田園と凍土

1月23日月曜日。

嵐のような年末年始が過ぎ去った。
今年はちゃんと里帰りをしようということだけは決めていた。だから昨年末はまとめて休みにした。12月22日に帰省をし2週間近くもの間、鳥取にいた。
ただ別に早く戻ったからと言って何をするわけでもない、ただ慌ただしい周囲の人波を横から見るだけだ。普段生活している関西ではではなかなか過ごすことのできない、ゆったりとした時間にひたすら身を任せていた。

鳥取に帰っている間は楽器は持たないと決めていた。だからヴィオラは持って帰らなかった。
不思議なもので、”何が何でも演奏はしない”と心に決めていても、それが近くにあるとなぜか手に持ってしまう。そして手に持ってしまうと、自然と音を出してしまうのだ。こうなると最後、もうだめだ。昔弾いた曲のうち、まだ記憶の片隅に残っている(正確には頭で覚えていなくても構わない、別に実際に弾くのは手だから)曲を片端から弾き出してしまう。私は断じてヴィオラという楽器が心から好きなわけではないし、むしろ数年前から私はそれから距離を置くことさえ望んでいる。しかしなぜだろう、なんだかんだいってやめてはいないし、現に今も楽団にて演奏を続けている。そしておそらくこれから数年もやめないだろう。と、いうよりヴィオラを手放した自分の姿を想像することができない。

あーあ。
こんな調子だから結局周りの人間には、私がヴィオラを心底愛しているように映る。本当にひどい話だ。

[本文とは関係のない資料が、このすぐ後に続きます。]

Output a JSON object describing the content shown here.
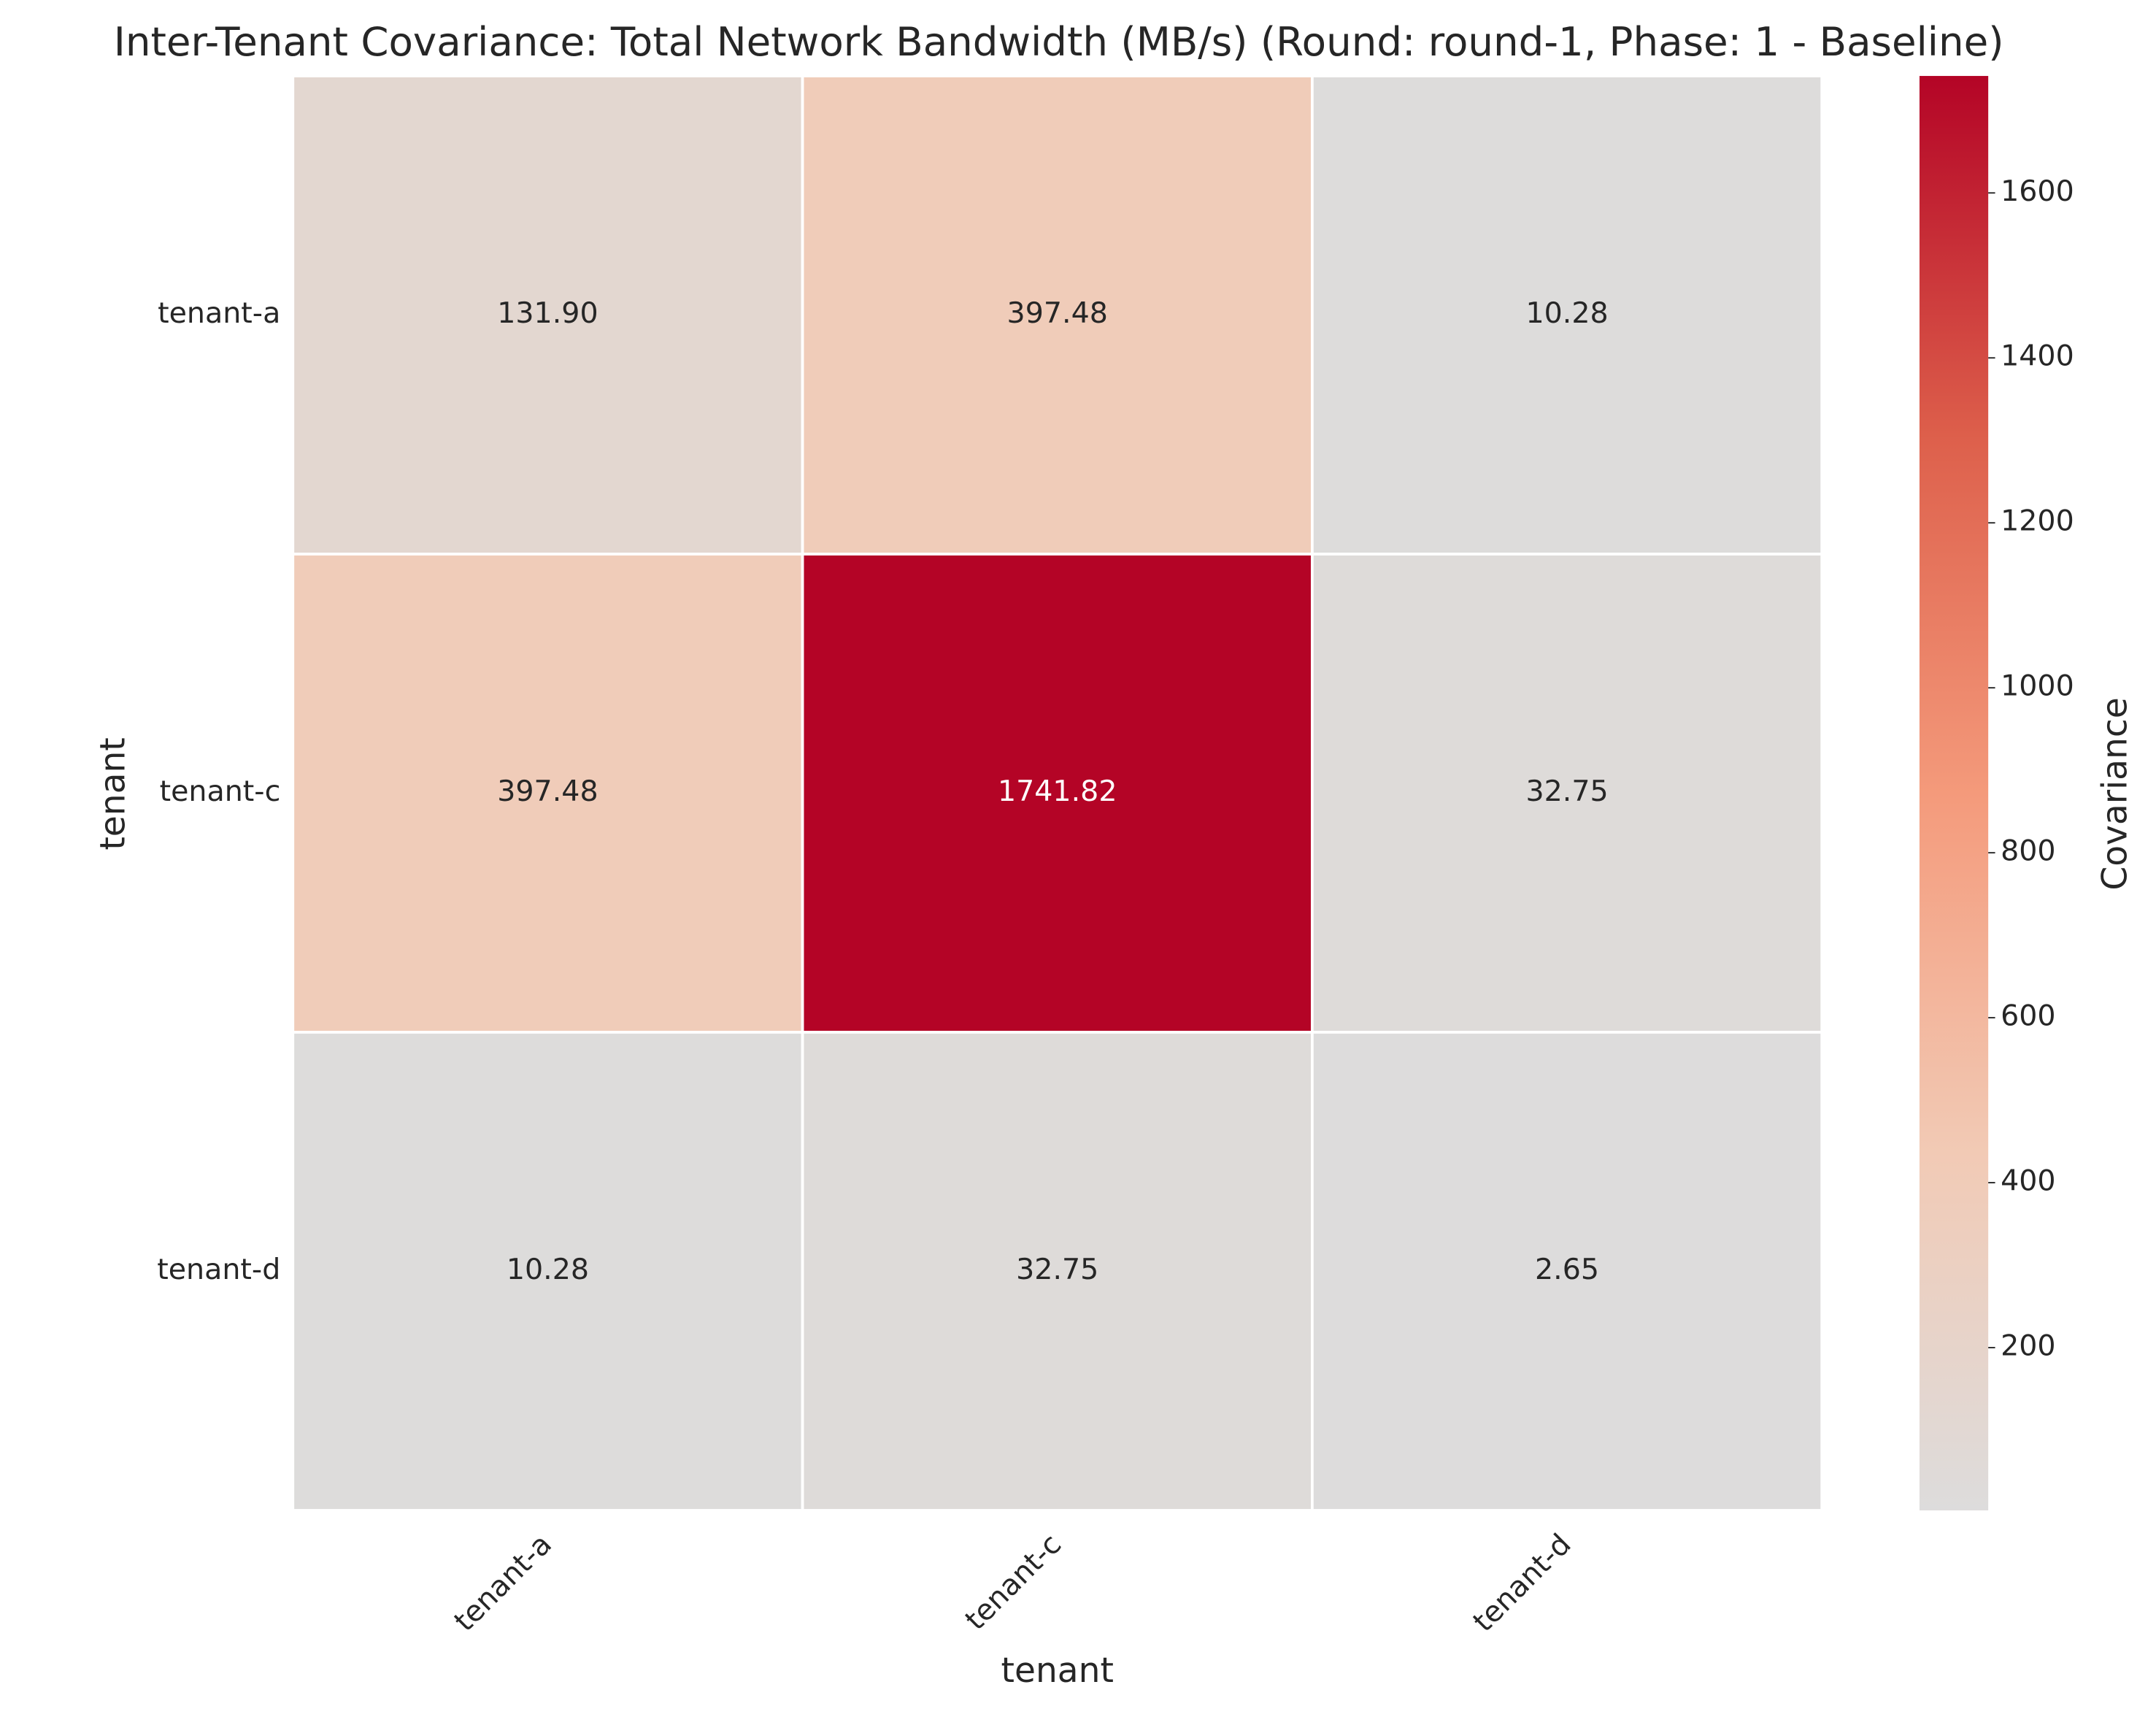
{
  "chart_data": {
    "type": "heatmap",
    "title": "Inter-Tenant Covariance: Total Network Bandwidth (MB/s) (Round: round-1, Phase: 1 - Baseline)",
    "x_label": "tenant",
    "y_label": "tenant",
    "x_categories": [
      "tenant-a",
      "tenant-c",
      "tenant-d"
    ],
    "y_categories": [
      "tenant-a",
      "tenant-c",
      "tenant-d"
    ],
    "values": [
      [
        131.9,
        397.48,
        10.28
      ],
      [
        397.48,
        1741.82,
        32.75
      ],
      [
        10.28,
        32.75,
        2.65
      ]
    ],
    "value_labels": [
      [
        "131.90",
        "397.48",
        "10.28"
      ],
      [
        "397.48",
        "1741.82",
        "32.75"
      ],
      [
        "10.28",
        "32.75",
        "2.65"
      ]
    ],
    "colormap": [
      "#dddcdc",
      "#f2cab5",
      "#f49a7b",
      "#dd5f4b",
      "#b40426"
    ],
    "colorbar_label": "Covariance",
    "colorbar_ticks": [
      200,
      400,
      600,
      800,
      1000,
      1200,
      1400,
      1600
    ]
  }
}
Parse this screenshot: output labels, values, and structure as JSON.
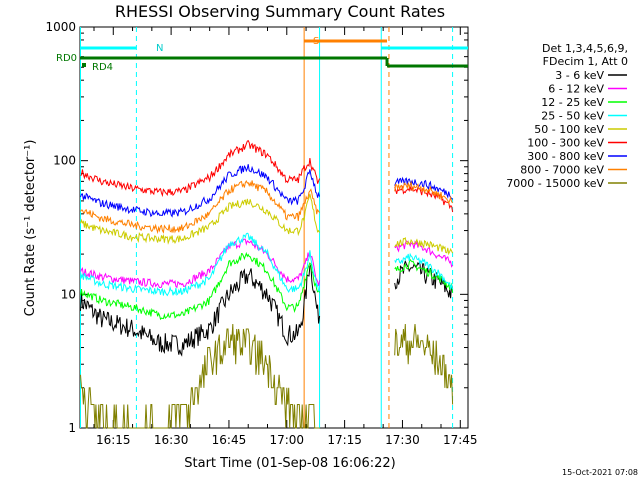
{
  "chart_data": {
    "type": "line",
    "title": "RHESSI Observing Summary Count Rates",
    "xlabel": "Start Time (01-Sep-08 16:06:22)",
    "ylabel": "Count Rate (s⁻¹ detector⁻¹)",
    "y_scale": "log",
    "ylim": [
      1,
      1000
    ],
    "xlim_minutes": [
      6.37,
      107
    ],
    "x_tick_labels": [
      "16:15",
      "16:30",
      "16:45",
      "17:00",
      "17:15",
      "17:30",
      "17:45"
    ],
    "x_tick_minutes": [
      15,
      30,
      45,
      60,
      75,
      90,
      105
    ],
    "y_tick_labels": [
      "1",
      "10",
      "100",
      "1000"
    ],
    "y_tick_values": [
      1,
      10,
      100,
      1000
    ],
    "legend_header": [
      "Det 1,3,4,5,6,9,",
      "FDecim 1, Att 0"
    ],
    "grid": false,
    "legend_position": "right",
    "footer_date": "15-Oct-2021 07:08",
    "state_labels": {
      "rd0": "RD0",
      "rd4": "RD4",
      "n": "N",
      "s": "S"
    },
    "data_gaps_minutes": [
      [
        68.5,
        85.5
      ]
    ],
    "series": [
      {
        "name": "3 - 6 keV",
        "color": "#000000",
        "x": [
          6.5,
          12,
          20,
          27,
          33,
          40,
          45,
          50,
          55,
          60,
          63,
          64.5,
          66,
          68,
          88,
          92,
          96,
          100,
          103
        ],
        "y": [
          9,
          6.5,
          5.5,
          4.3,
          4.2,
          5.5,
          10,
          14,
          10,
          5,
          5,
          8,
          18,
          7,
          13,
          16,
          14,
          12,
          10
        ]
      },
      {
        "name": "6 - 12 keV",
        "color": "#ff00ff",
        "x": [
          6.5,
          12,
          20,
          27,
          33,
          40,
          45,
          50,
          55,
          60,
          63,
          64.5,
          66,
          68,
          88,
          92,
          96,
          100,
          103
        ],
        "y": [
          15,
          13.5,
          12.5,
          12,
          12,
          15,
          23,
          25,
          20,
          13,
          13,
          16,
          21,
          12,
          22,
          24,
          22,
          19,
          17
        ]
      },
      {
        "name": "12 - 25 keV",
        "color": "#00ff00",
        "x": [
          6.5,
          12,
          20,
          27,
          33,
          40,
          45,
          50,
          55,
          60,
          63,
          64.5,
          66,
          68,
          88,
          92,
          96,
          100,
          103
        ],
        "y": [
          10.5,
          9,
          8,
          7,
          7,
          9,
          17,
          20,
          15,
          8,
          8,
          12,
          18,
          10,
          15,
          17,
          15,
          13,
          11
        ]
      },
      {
        "name": "25 - 50 keV",
        "color": "#00ffff",
        "x": [
          6.5,
          12,
          20,
          27,
          33,
          40,
          45,
          50,
          55,
          60,
          63,
          64.5,
          66,
          68,
          88,
          92,
          96,
          100,
          103
        ],
        "y": [
          14,
          12,
          11,
          10.5,
          10.5,
          13,
          24,
          27,
          20,
          11,
          11,
          14,
          20,
          11,
          17,
          19,
          17,
          14,
          11
        ]
      },
      {
        "name": "50 - 100 keV",
        "color": "#cccc00",
        "x": [
          6.5,
          12,
          20,
          27,
          33,
          40,
          45,
          50,
          55,
          60,
          63,
          64.5,
          66,
          68,
          88,
          92,
          96,
          100,
          103
        ],
        "y": [
          34,
          30,
          27,
          26,
          26,
          32,
          45,
          50,
          42,
          30,
          30,
          37,
          55,
          30,
          24,
          25,
          24,
          22,
          20
        ]
      },
      {
        "name": "100 - 300 keV",
        "color": "#ff0000",
        "x": [
          6.5,
          12,
          20,
          27,
          33,
          40,
          45,
          50,
          55,
          60,
          63,
          64.5,
          66,
          68,
          88,
          92,
          96,
          100,
          103
        ],
        "y": [
          82,
          70,
          62,
          58,
          59,
          75,
          110,
          132,
          110,
          72,
          72,
          88,
          100,
          70,
          60,
          62,
          58,
          52,
          44
        ]
      },
      {
        "name": "300 - 800 keV",
        "color": "#0000ff",
        "x": [
          6.5,
          12,
          20,
          27,
          33,
          40,
          45,
          50,
          55,
          60,
          63,
          64.5,
          66,
          68,
          88,
          92,
          96,
          100,
          103
        ],
        "y": [
          55,
          48,
          43,
          40,
          41,
          52,
          78,
          90,
          75,
          50,
          50,
          62,
          85,
          55,
          68,
          70,
          67,
          60,
          55
        ]
      },
      {
        "name": "800 - 7000 keV",
        "color": "#ff8000",
        "x": [
          6.5,
          12,
          20,
          27,
          33,
          40,
          45,
          50,
          55,
          60,
          63,
          64.5,
          66,
          68,
          88,
          92,
          96,
          100,
          103
        ],
        "y": [
          43,
          37,
          33,
          31,
          31,
          40,
          60,
          69,
          58,
          38,
          38,
          47,
          60,
          40,
          63,
          65,
          62,
          55,
          49
        ]
      },
      {
        "name": "7000 - 15000 keV",
        "color": "#808000",
        "x": [
          6.5,
          9,
          12,
          20,
          27,
          35,
          40,
          45,
          50,
          55,
          60,
          63,
          66,
          68,
          88,
          92,
          96,
          100,
          103
        ],
        "y": [
          2,
          1.5,
          1.2,
          1,
          1,
          1.5,
          3,
          4.5,
          4,
          3,
          1.5,
          1,
          1.5,
          1,
          4,
          4.5,
          4,
          3,
          2
        ]
      }
    ],
    "state_bars": [
      {
        "name": "RD0",
        "color": "#007700",
        "level": "upper",
        "segments": [
          [
            6.37,
            86
          ],
          [
            86,
            86
          ]
        ]
      },
      {
        "name": "RD4",
        "color": "#007700",
        "level": "lower",
        "segments": [
          [
            86,
            103
          ]
        ]
      },
      {
        "name": "N",
        "color": "#00ffff",
        "segments": [
          [
            6.37,
            21
          ],
          [
            84.5,
            103
          ]
        ]
      },
      {
        "name": "S",
        "color": "#ff8000",
        "segments": [
          [
            64.5,
            86
          ]
        ]
      }
    ],
    "vertical_markers": [
      {
        "minute": 6.5,
        "color": "#00ffff",
        "style": "solid"
      },
      {
        "minute": 21,
        "color": "#00ffff",
        "style": "dashed"
      },
      {
        "minute": 64.5,
        "color": "#ff8000",
        "style": "solid"
      },
      {
        "minute": 68.5,
        "color": "#00ffff",
        "style": "solid"
      },
      {
        "minute": 84.5,
        "color": "#00ffff",
        "style": "solid"
      },
      {
        "minute": 86.5,
        "color": "#ff8000",
        "style": "dashed"
      },
      {
        "minute": 103,
        "color": "#00ffff",
        "style": "dashed"
      }
    ]
  }
}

今回の里帰りにあたり意気揚々と楽器ケースを京都に置いてきた私であったが、あっけなくその壮大で稚拙な目論見は崩れた。
実家に私が高校時代まで使っていた楽器が残っていたのである。

結局私は、せっかく手に入れた安息の2週間のほとんどを、1年ぶりの故郷で特にすることもない私は”弾きたくもない魅力的なコンチェルト”の練習に充てることになるのである。